Report sine die des élections du bureau définitif de l’Assemblée Nationale, où est le sérieux ?
Pour un coup de théâtre, une fois de plus, l’opinion publique vit le spectacle désolant d’une classe politique congolaise en-dessous de ses véritables responsabilités nationales. Où est le sérieux ?
Retarder une étape importante pour la marche des institutions dans un pays en proie à des milliers de difficultés pour juste régler des conflits d’intérêts internes à un camp politique ! En tout cas, c’est faire preuve d’une inconsciente face à la réalité nationale qui se dégrade de jour en jour. Alors qu’il convient de vite se reprendre pour attaquer les urgences sectorielles, les politiques bloquent tout.

Pour quelles raisons peut-on éterniser la publication d’un gouvernement dans un pays en guerre et en prise à de multiples crises sociales ?
Faut-il nécessairement, pour former une équipe des ministres, les prendre que dans les partis politiques des alliés au pouvoir même lorsque certaines expertises avérées relèvent des personnes sans aucune appartenance partisane politique
Doit-on gérer pour le plaisir d’une classe politique ou pour l’intérêt du peuple souverain qui représente l’intérêt supérieur de la nation ?

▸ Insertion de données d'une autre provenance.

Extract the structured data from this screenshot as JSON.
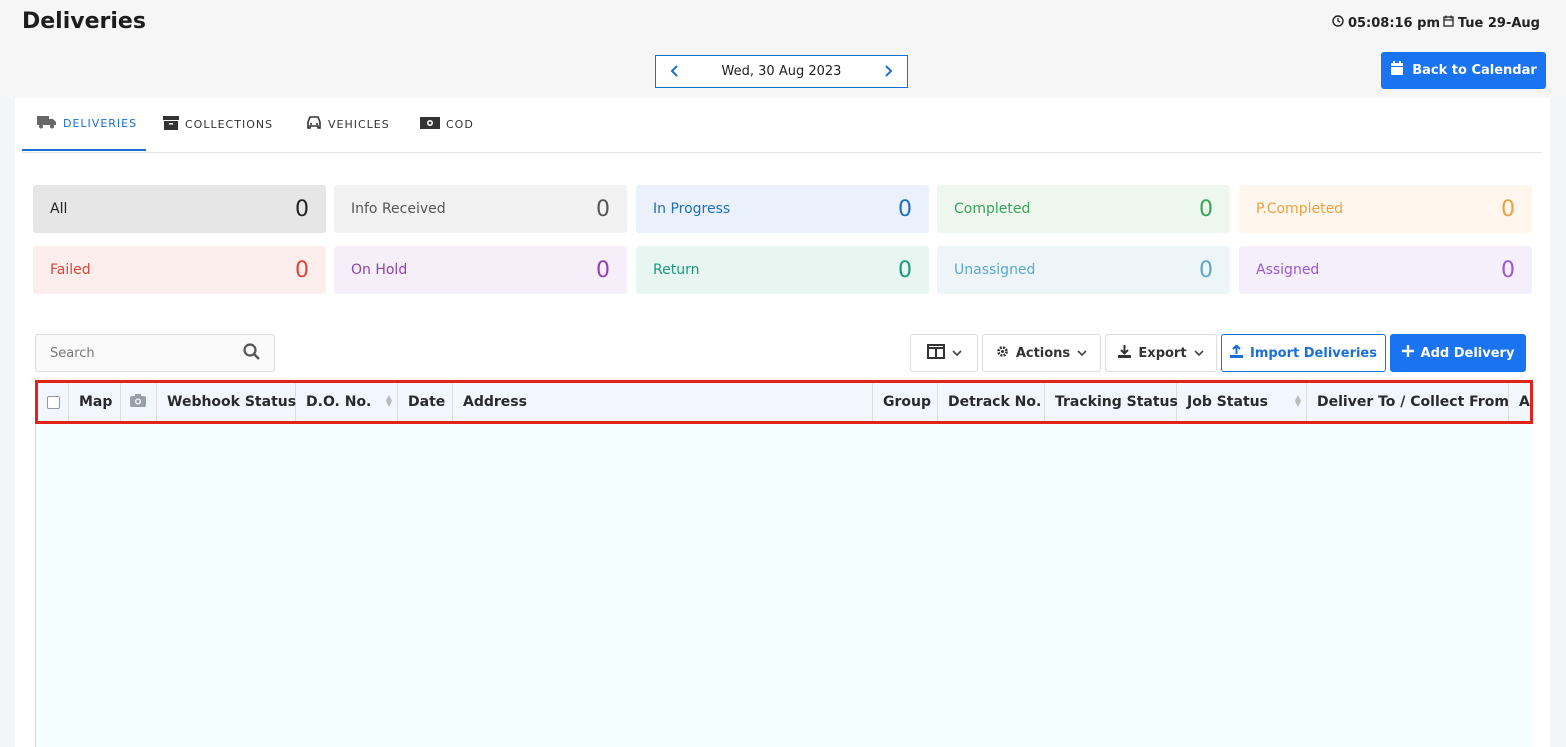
{
  "header": {
    "title": "Deliveries",
    "time": "05:08:16 pm",
    "date": "Tue 29-Aug",
    "clock_icon": "clock-icon",
    "calendar_icon": "calendar-icon"
  },
  "date_nav": {
    "date": "Wed, 30 Aug 2023",
    "prev": "‹",
    "next": "›"
  },
  "back_button": {
    "label": "Back to Calendar"
  },
  "tabs": [
    {
      "label": "DELIVERIES",
      "icon": "truck-icon",
      "active": true
    },
    {
      "label": "COLLECTIONS",
      "icon": "archive-icon",
      "active": false
    },
    {
      "label": "VEHICLES",
      "icon": "car-icon",
      "active": false
    },
    {
      "label": "COD",
      "icon": "money-icon",
      "active": false
    }
  ],
  "status_tiles": [
    {
      "label": "All",
      "count": "0",
      "color": "#222222",
      "bg": "#e6e6e6"
    },
    {
      "label": "Info Received",
      "count": "0",
      "color": "#555555",
      "bg": "#f2f2f2"
    },
    {
      "label": "In Progress",
      "count": "0",
      "color": "#1f6fb5",
      "bg": "#eaf1fb"
    },
    {
      "label": "Completed",
      "count": "0",
      "color": "#3aa35a",
      "bg": "#edf7ee"
    },
    {
      "label": "P.Completed",
      "count": "0",
      "color": "#f0a040",
      "bg": "#fff6ee"
    },
    {
      "label": "Failed",
      "count": "0",
      "color": "#d9443a",
      "bg": "#fdeeee"
    },
    {
      "label": "On Hold",
      "count": "0",
      "color": "#8e44ad",
      "bg": "#f6eef9"
    },
    {
      "label": "Return",
      "count": "0",
      "color": "#1a9a7a",
      "bg": "#e8f6f2"
    },
    {
      "label": "Unassigned",
      "count": "0",
      "color": "#5aa9c8",
      "bg": "#eef5f8"
    },
    {
      "label": "Assigned",
      "count": "0",
      "color": "#9b59d0",
      "bg": "#f5eefb"
    }
  ],
  "search": {
    "placeholder": "Search"
  },
  "toolbar": {
    "actions_label": "Actions",
    "export_label": "Export",
    "import_label": "Import Deliveries",
    "add_label": "Add Delivery"
  },
  "table": {
    "columns": [
      "Map",
      "Webhook Status",
      "D.O. No.",
      "Date",
      "Address",
      "Group",
      "Detrack No.",
      "Tracking Status",
      "Job Status",
      "Deliver To / Collect From",
      "A"
    ]
  },
  "colors": {
    "accent": "#1a73f0",
    "highlight_border": "#e2231a"
  }
}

Le peuple congolais est plus que fatigué par ces inconstances politiciennes qui dénotent d’une classe politique pas au niveau des attentes de ce peuple lequel, lentement, va totalement, se désolidariser des institutions réputées régaliennes et se confier aux dérives semblables à celles qui ont éclatées en Haïti, en Nouvelle Calédonie et partout où les gouvernements ont échoué de prouver leur capacité à générer une confiance.
Où est le sérieux ?
Pourquoi publier un calendrier électoral pour l’installation d’une institution aussi centrale sans qu’il y ait eu, en toute évidence, des concertations au plus haut niveau ?

On comprend que la dernière réunion du chef de l’état avec plus de 402 élus et les chefs des regroupements de l’ Union Sacrée de la Nation, sa plateforme électorale, sous la tente de la cité de l’Union Africaine, le 18 mai 2024, a changé brusquement la donne et provoqué l’arrêt de tout un programme officiel annoncé en grande pompe et déjà en branle ! Cela dénote d’un manque de respect terrible au peuple qui sait que l’installation de ce bureau définitif de l’Assemblée Nationale devait déverrouiller beaucoup de contraintes et d’expérimenter la première femme première ministre de l’histoire de notre pays.
Tout ce temps perdu nuit à tout l’espoir que l’on lui confère et risque d’entacher, par la suite, à sa réputation dans le temps.
Que les concernés reprennent conscience et un peu plus de dignité !
Il existe des affaires privées, des affaires internes, des affaires publiques, des affaires d’État, des affaires étrangères, des affaires nationales,qui se traitent toutes selon des protocoles respectifs. En RDC, on y est pas encore! On mélange les genres et les sortes et, ce sont le petit peuple et les vrais patriotes qui paient cher toutes ces insuffisances de management politique, cette carence de leadership consommé, cette pauvreté de lucidité pure et simple face à l’impérieuse importance du respect de la gestion de la chose publique, seul objectif réel des gouvernants, sinon les gouvernés perdront confiance.